How to produce a live webcast for your event?

Thu, Jan 16, 2014 5-minute read

Producing a live webcast for an upcoming event is a complex job, which involves a few important tasks. This post aims to briefly cover all of them, as well as highlight the most common mistakes event organizers make.

Preparing and provisioning a server-side infrastructure

A key part in producing a live event webcast is to decide on a provider of media servers, that are used to deliver the live video stream to numerous simultaneous viewers on the Internet. Preparing a server-side infrastructure with media servers, that support the required number of simultaneous viewers is a topic we have covered in a previous post. Normally there are two ways to approach this task. You have the choice between, either implementing this in-house, i.e. setting up a load balanced architecture, using for example and edge-origin configuration, or relying on a third-party Content Delivery Network (CDN). Depending on your requirements and budget, there are pros and cons for either option.
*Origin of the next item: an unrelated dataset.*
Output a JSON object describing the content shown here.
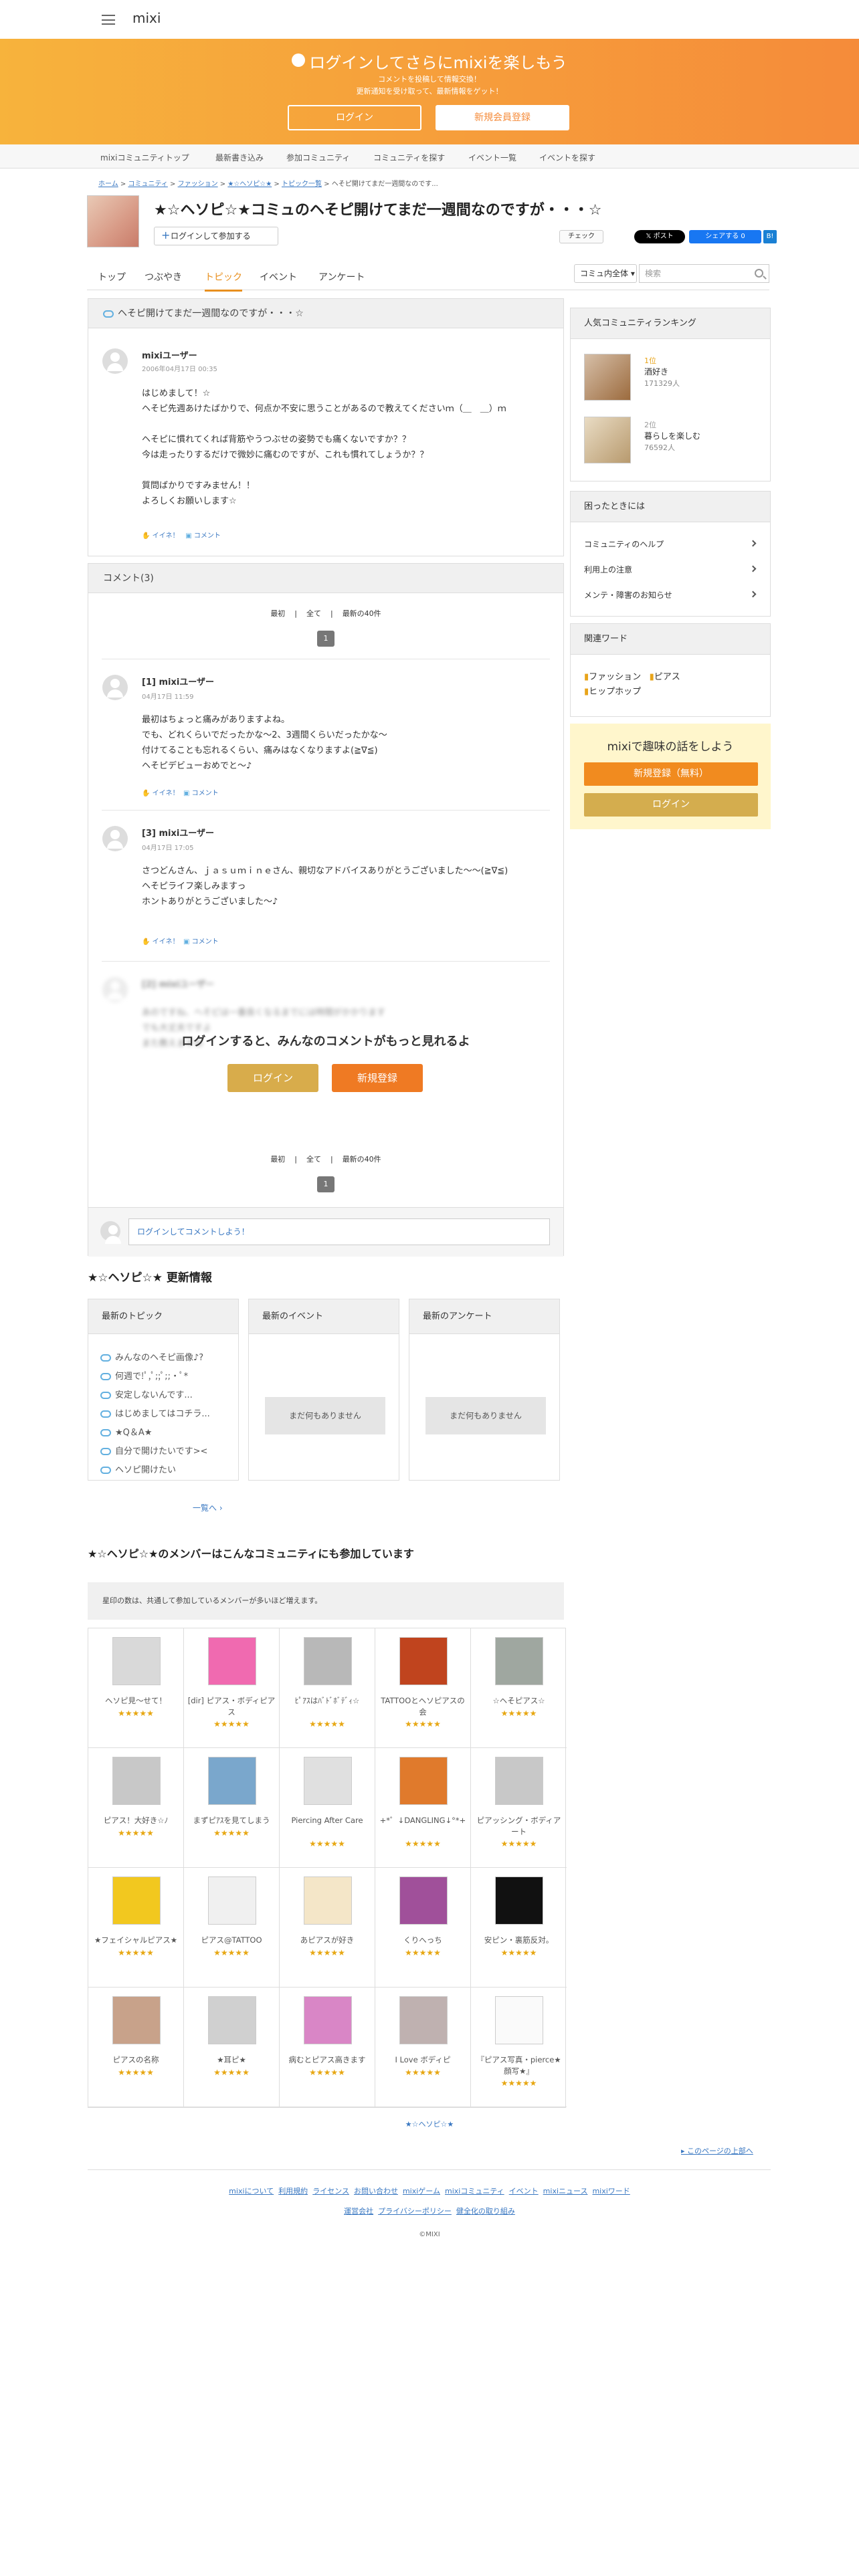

We developed Selfstream to help event organizers with this part of the workflow.

Designing and implementing a webcast page for your event

Many event organizers underestimate the amount of time and effort it takes to design and implement a responsive and intuitive webcast page for an event. Considering that this is the end product all online viewers see, it should be one of the main priorities for every online event. Event organizers should take their time to carefully prepare all the information they want to feature on the event webcast page, and allocate enough time for it to be designed and implemented. Mainly this includes preparing a detailed program of the event, names and biographies of the speakers, their presentations (PDF, PowerPoint, or other format), any additional pictures, flyers or videos to be embedded.

Marketing your online event webcast

The most common mistake people make when producing an online live webcast for their event is to assume that thousands of people will find out about it and eagerly wait and watch it from the beginning to the end. Obviously this is almost never the case. We have literaly produced a number of events with requirements for media servers that accommodate thousands of simultaneous viewers, only to receive a mere hundred total views of the webcast. You should never assume that people will just find out about your event, and always market and advertise it in advance.

Moderating your event page during the live event

Another common mistake event organizers and webcast producers do is leave no one responsible for moderating the online webcast event page during the live event. Commonly events, that are properly advertised in advance, have a bigger online audience, compared to the live audience on location. Therefore it is always a good idea to produce as much real-time information to the online audience as well, such as notifications for lunch breaks and speaker changes, or any other happening that is obvious to the present participant, but not to the online viewer.

Filming and producing a mixed live video feed

While all the topics mentioned above are quite important for every webcast production, filming and producing a mixed live video feed is probably the feature, which differentiates an amateur live streaming production from a professional one. The reason is that this task requires real-time decision making, compared to the rest. Usually you can calmly prepare all the details for a live event in advance, but the live video production. Furthermore it involves a number of people, who need to have constant communication with each other, a difficult thing to do at a busy venue.

When preparing to produce a live streaming, there are a few questions that need to be answered before the event commences:

  • How many filming video cameras would be included in the live stream? The operators filming with each camera should have communication with each other, so that at any given moment they know whether they are filming with the camera that is being live, on air.

  • Are there any presentations and videos to be embedded in the live stream? If yes, they need to be encoded or converted to an acceptable format in advance.

  • What is the program of the event and who are the speakers? Usually the streaming operator, who is responsible for encoding the live feed, is also loading titles and/or notifications for the online audience. Therefore they need to know the order of appearance of speakers, presentations and videos.

  • Would there be any online users engagement, such as a questions/answers panel, with the online audience?


In general there are a number of different use cases when producing a live webcast for an event. Depending on budget, an event organizer can arrange for the production of a live webcast for their event with a variable quality. It is not surprising that the real-time filming and production of a live feed is one of the most expensive parts. It is a task that is very difficult to automate.

With services like Selfstream, the complexities of a server-side architecture and implementation of a webcast page are removed. Therefore it is of essence to understand what are the requirements for your event, and consequently make appropriate decisions on what you can compromise on, if necessary.